Final 1:Effects of Personal and Social Space Invasion on Pro-Social Behavior

This topic submitted by Chris, Zane, Rachel ( at 3:29 am on 1/1/04. Additions were last made on Friday, April 19, 2002. Section: Dorsey

If someone invaded your personal space, would you be more, or less likely to help him or her given the opportunity? This is the question that our group is putting forth. Every person has their own “personal space” which allows them to feel comfortable. Depending on a person’s company that bubble of space increases and decreases. We plan to show how much of an impact an intrusion into that personal space has on a person’s behavior by staging an experiment to test the reaction to an invasion of personal space.
As a rule, man has always been characteristically territorial. Territoriality is the behavior that an organism demonstrates to claim an area and defend it from other organisms. Among the areas highly guarded by man, perhaps the most prized is personal space. Anthropologist Edward Hall labeled these four areas surrounding a person as “bubbles” that serve to maintain proper spacing between individuals. Each person is said to have four zones of comfort around themselves, ranging from intimate, personal, social, and public. Each consecutive zone reaches farther away from a person’s body, and as a result, each consecutive zone is less personal than the last. The first zone, the intimate zone, is located 0 to 18 inches from the body. The second zone, personal zone, ranges from one and a half feet to four feet from the body. The third zone, the social zone stretches from four to twelve feet from the body. The final zone, the public zone, encompasses anything outside of twelve feet from the body.
We are focusing on the two middle zones, the personal and the social. Our hypothesis is that seated persons whose personal space was not invaded, but rather their social was, will help more often when that opportunity arises. This line of research is based on Konechi et al. (1975) and their conducted experiments. The experiment will show that a person who invades the social space of another will draw a more favorable reaction than if the personal space was invaded.
To accomplish our study, we must stage an experiment. A group member will invade the personal space (18 inches to four feet) or the social space (four feet to twelve feet) of a seated individual. The confederate will pass by the seated individual and “accidentally” drop a stack of index note cards. The remaining group members will observe the reactions of the seated individual, particularly as to whether the individual assists in picking up the fallen cards. The results of twenty-five tests for each of the two zones of study will be tabulated in our final report.

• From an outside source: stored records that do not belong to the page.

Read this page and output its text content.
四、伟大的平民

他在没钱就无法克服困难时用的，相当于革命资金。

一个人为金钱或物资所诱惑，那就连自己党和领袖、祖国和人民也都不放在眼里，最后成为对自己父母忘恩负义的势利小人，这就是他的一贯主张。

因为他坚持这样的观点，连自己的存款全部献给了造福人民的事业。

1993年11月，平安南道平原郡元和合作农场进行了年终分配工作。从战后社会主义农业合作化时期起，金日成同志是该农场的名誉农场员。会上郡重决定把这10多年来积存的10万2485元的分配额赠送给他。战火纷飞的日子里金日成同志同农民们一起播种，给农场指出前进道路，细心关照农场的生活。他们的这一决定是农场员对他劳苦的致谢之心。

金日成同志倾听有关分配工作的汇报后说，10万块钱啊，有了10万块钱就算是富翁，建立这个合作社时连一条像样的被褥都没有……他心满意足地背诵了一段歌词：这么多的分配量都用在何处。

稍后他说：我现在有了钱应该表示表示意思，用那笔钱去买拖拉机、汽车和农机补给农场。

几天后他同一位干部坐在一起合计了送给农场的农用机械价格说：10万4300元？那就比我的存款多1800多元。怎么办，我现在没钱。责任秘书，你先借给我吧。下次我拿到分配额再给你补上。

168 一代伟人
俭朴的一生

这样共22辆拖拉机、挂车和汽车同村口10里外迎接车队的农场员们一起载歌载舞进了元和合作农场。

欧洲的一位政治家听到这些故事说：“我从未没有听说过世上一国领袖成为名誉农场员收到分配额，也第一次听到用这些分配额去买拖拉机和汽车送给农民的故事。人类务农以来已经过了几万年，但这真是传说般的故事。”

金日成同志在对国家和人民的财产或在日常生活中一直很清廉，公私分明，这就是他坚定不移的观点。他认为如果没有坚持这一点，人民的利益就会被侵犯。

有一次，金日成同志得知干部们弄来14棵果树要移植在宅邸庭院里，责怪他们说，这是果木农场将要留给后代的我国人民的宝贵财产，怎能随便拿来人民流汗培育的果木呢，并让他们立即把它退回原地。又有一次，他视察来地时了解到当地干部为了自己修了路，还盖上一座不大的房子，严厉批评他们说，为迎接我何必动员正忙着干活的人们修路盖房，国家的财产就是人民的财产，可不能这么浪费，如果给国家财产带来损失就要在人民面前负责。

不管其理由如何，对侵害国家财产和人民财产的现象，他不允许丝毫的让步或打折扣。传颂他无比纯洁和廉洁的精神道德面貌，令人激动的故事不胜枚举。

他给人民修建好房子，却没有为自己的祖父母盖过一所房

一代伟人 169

As the world’s population grows, the need to make space for people increases. By recognizing the various zones of involvement, relationships and emotions, more people can live comfortable together. By conducting this experiment, we are trying to determine how much space people need to feel comfortable. If people feel uncomfortable, they become more stressed. When people become more stressed, they become more sensitive to over crowding, and more space is required for each person. With the growing lack of space on this planet, people need to feel less stressed and more comfortable with less space.

Materials and Methods
The question arises in our research of why we are not studying the other two zones of personal space. We decided to omit the intimate zone because the test would have interfered with the studied individual too much. Throughout this lab, we are trying to maintain a lack of knowledge on the part of the observed individual to achieve higher accuracy. We also omitted the fourth zone, the public zone, because we felt that it would not draw any reactions from the intended seated individual. Our goal was to have one specific person get up and help the group member. It was decided that at a distance greater than twelve feet, the seated individual would not bother to get up to help, when another individual might, thus interfering with our research.
We are taking several different steps to insure accurate research. We will decide on a standard routine to approach the seated individual, and we will try not to deviate from it, so that each study is performed with little variance. To ensure accurate studies are taken, the group member who drops the note cards will not ask for assistance, nor will he/she speak to the seated individual, unless prompted by that individual. Throughout each of the twenty-five trials for each zone, we will strive to maintain equal distance between the individual and the group member, so that the test is fair to each seated individual. Through these methods, and others still to be discovered, we will preserve the accuracy of our research experiment.